As pessoas com orçamentos apertados têm maior probabilidade de mudar para óleos vegetais, como girassol ou óleo de canola. Esses também são conhecidos como “óleos de sementes” – que foram criticados como prejudiciais pelo secretário de Saúde de Trump, Robert F. Kennedy Jr. (muitos pesquisadores de nutrição e ciência disseram à NPR que, embora os óleos de sementes possam não ser tão saudáveis quanto o azeite, as alegações de que são prejudiciais à saúde são exageradas.)

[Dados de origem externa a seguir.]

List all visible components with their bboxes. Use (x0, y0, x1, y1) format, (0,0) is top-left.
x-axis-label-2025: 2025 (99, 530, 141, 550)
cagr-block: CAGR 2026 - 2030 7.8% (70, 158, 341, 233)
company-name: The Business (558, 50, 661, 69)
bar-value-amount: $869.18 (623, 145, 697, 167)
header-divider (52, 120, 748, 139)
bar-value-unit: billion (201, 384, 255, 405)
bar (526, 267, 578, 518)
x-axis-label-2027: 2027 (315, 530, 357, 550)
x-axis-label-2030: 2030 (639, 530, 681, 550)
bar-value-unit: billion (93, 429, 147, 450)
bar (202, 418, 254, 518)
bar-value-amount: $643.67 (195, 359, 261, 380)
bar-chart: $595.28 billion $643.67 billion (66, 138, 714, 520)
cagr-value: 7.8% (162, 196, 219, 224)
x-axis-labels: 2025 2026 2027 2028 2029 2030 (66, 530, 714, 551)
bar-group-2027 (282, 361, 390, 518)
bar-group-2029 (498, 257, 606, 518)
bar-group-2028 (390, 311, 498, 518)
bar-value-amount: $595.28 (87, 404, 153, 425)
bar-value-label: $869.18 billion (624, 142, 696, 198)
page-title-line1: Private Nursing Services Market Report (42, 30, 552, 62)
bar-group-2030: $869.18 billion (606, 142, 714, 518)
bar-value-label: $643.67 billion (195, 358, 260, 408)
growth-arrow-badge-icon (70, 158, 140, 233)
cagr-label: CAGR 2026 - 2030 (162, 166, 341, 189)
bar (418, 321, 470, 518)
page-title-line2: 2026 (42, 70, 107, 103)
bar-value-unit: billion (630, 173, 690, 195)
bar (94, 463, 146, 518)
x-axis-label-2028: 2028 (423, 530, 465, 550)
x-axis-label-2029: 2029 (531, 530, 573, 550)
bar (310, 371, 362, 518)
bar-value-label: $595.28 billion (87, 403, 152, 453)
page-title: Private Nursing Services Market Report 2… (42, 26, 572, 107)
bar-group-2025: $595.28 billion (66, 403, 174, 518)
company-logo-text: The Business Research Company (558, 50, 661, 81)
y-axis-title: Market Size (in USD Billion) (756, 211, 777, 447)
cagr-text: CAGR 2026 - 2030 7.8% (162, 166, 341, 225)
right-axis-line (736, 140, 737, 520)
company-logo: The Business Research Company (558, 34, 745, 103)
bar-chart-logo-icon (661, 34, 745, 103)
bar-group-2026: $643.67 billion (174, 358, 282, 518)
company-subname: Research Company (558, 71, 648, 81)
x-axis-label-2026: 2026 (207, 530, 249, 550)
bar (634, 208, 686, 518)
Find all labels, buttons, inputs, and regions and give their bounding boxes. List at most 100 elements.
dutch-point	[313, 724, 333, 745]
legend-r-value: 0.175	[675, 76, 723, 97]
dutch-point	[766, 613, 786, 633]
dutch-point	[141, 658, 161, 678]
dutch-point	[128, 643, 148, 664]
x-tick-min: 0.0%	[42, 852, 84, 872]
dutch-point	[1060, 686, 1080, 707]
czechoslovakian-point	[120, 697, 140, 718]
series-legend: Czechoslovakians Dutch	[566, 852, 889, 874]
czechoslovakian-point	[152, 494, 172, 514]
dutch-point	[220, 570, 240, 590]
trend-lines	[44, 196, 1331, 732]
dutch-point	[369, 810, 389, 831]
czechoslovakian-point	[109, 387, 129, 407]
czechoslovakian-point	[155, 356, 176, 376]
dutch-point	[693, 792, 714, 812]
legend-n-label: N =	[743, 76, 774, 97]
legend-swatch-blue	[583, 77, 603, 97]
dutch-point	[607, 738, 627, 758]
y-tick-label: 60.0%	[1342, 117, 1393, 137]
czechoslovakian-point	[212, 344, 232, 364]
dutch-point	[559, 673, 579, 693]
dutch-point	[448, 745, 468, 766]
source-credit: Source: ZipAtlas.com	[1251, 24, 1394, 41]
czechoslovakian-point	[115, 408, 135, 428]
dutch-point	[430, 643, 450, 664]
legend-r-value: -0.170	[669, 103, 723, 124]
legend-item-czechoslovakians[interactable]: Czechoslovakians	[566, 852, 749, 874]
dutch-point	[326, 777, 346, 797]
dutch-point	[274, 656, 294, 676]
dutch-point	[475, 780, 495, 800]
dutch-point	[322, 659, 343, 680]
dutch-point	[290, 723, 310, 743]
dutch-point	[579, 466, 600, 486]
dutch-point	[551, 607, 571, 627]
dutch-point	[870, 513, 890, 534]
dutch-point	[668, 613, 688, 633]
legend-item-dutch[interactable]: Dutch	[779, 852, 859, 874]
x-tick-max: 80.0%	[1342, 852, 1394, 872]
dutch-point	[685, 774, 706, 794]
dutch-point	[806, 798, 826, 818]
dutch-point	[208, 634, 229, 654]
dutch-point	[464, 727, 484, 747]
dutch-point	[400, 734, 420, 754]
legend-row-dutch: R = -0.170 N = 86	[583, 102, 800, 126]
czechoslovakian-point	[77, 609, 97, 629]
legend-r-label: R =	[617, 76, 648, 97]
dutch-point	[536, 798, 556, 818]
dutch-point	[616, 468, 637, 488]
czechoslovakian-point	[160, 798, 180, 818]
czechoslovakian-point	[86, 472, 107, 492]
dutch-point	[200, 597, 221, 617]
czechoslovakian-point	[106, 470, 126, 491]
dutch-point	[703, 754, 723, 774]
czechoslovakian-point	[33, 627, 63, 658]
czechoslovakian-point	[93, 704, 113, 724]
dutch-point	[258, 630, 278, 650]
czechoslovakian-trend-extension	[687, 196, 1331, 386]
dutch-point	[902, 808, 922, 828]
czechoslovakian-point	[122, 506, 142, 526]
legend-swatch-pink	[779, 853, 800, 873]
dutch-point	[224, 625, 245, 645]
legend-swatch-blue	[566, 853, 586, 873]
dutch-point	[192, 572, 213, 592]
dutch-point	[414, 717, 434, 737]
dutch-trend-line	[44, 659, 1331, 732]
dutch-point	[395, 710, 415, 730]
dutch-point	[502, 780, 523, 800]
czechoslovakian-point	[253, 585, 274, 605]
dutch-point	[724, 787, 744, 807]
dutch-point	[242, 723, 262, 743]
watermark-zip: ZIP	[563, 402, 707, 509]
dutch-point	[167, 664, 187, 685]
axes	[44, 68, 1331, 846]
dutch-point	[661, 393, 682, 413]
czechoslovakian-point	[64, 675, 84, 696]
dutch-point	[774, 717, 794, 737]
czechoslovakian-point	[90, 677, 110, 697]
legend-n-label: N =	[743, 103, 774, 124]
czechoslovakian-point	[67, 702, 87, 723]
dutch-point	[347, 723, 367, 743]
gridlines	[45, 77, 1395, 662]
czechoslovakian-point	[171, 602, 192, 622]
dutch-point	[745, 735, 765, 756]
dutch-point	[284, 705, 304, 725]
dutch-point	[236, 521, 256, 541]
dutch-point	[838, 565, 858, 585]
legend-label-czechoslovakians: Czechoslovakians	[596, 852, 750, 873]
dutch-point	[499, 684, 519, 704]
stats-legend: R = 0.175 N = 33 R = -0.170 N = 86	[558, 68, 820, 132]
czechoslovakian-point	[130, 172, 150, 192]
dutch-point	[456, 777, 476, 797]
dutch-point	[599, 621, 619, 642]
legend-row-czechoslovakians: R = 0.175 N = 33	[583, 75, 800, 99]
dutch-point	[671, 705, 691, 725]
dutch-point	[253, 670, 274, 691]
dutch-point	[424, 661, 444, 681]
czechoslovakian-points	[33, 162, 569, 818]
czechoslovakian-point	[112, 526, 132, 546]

A Associação de Olive da América do Norte tentou atrair a agenda de “Make America Healthy Aw Away”, da Kennedy America Again. Nesta primavera, o grupo se reuniu com os legisladores e realizou um evento em Washington, destacando os benefícios à saúde da Olive Oil e sua produção doméstica inadequada, argumentando que os legisladores deveriam isentar o azeite das tarifas.
Os esforços não produziram resultados aparentes, mas Profaci, diretor do grupo comercial, não desistiu da esperança. À medida que a União Europeia tenta negociar isenções tarifárias para produtos agrícolas que os Estados Unidos não produzem muito, a Profaci planeja continuar defendendo o azeite: “É claro que pensamos que faz todo sentido proteger os consumidores americanos, especialmente para produtos saudáveis”, disse ele em um email após o acordo comercial.
Os porta -vozes da Casa Branca e do Representante Comercial dos Estados Unidos não responderam aos pedidos de comentários.
Um plano de jogo que se expande além dos EUA
Pode levar meses até que os consumidores dos EUA comecem a ver o impacto total de uma tarifa de 15% atingirem seus preços europeus de azeite. Como em tantos outros produtos, algumas empresas provavelmente tentarão comer alguns dos custos, pelo menos inicialmente. E alguns grandes produtores poderiam ter corado para enviar mais garrafas antes que as tarifas mais altas entrassem em vigor – embora, como um bem perecível, o azeite não possa ser armazenado indefinidamente.
Mas essas estratégias de enfrentamento estão mais fora do alcance de pequenas empresas como Olio Piro, que tiveram US $ 500.000 em vendas no ano passado – e que não têm a almofada financeira que seus maiores concorrentes fazem.
Então, no início deste ano, Olio Piro começou a girar. Marie-Charlotte contratou um gerente de exportação e mais funcionários para pesquisar seus novos mercados e começar a lidar com a logística-tudo, desde a tradução de sites até a descoberta de quais feiras locais que deveriam participar. Ela também está arrecadando dinheiro de investidores e planejando investir 150.000 euros na expansão global da Piro este ano.
“É um processo muito grande … e para nós, é um número muito grande”, diz ela.
Enquanto isso, a Casa Branca ainda não forneceu muitos detalhes sobre seu acordo comercial com a União Europeia – o que significa que os irmãos Piro, assim como toda a sua indústria, ainda estão enfrentando alguma incerteza.
Está afetando os produtores de maneiras diferentes. Produtores maiores de azeite tendem a armazenar seu azeite após a colheita do outono e depois enviados ao longo do ano, o que significa que muitos tiveram que navegar nas mudanças nas taxas de tarifas dos EUA diariamente ou semanalmente.
Mas, pelo menos neste caso, ser pequeno funcionou para vantagem de Olio Piro. Sua próxima colheita de azeitona não começa até outubro, após o que terá que engarrafar o óleo. Em seguida, o PIRO enviará sua nova colheita de uma só vez, no início do próximo ano – o que significa que seus fundadores têm um pouco mais de tempo para os detalhes do acordo comercial da UE para se livrar.
Então, Marie-Charlotte Piro pode esperar até janeiro para descobrir quanto azeite ela enviará para os Estados Unidos-e quanto enviará a novos clientes para outros lugares, como no Canadá.
“Quando estamos prontos para entrar no barco, é quando vamos decidir”, diz ela. “A escolha será feita de acordo com o nível das tarifas”.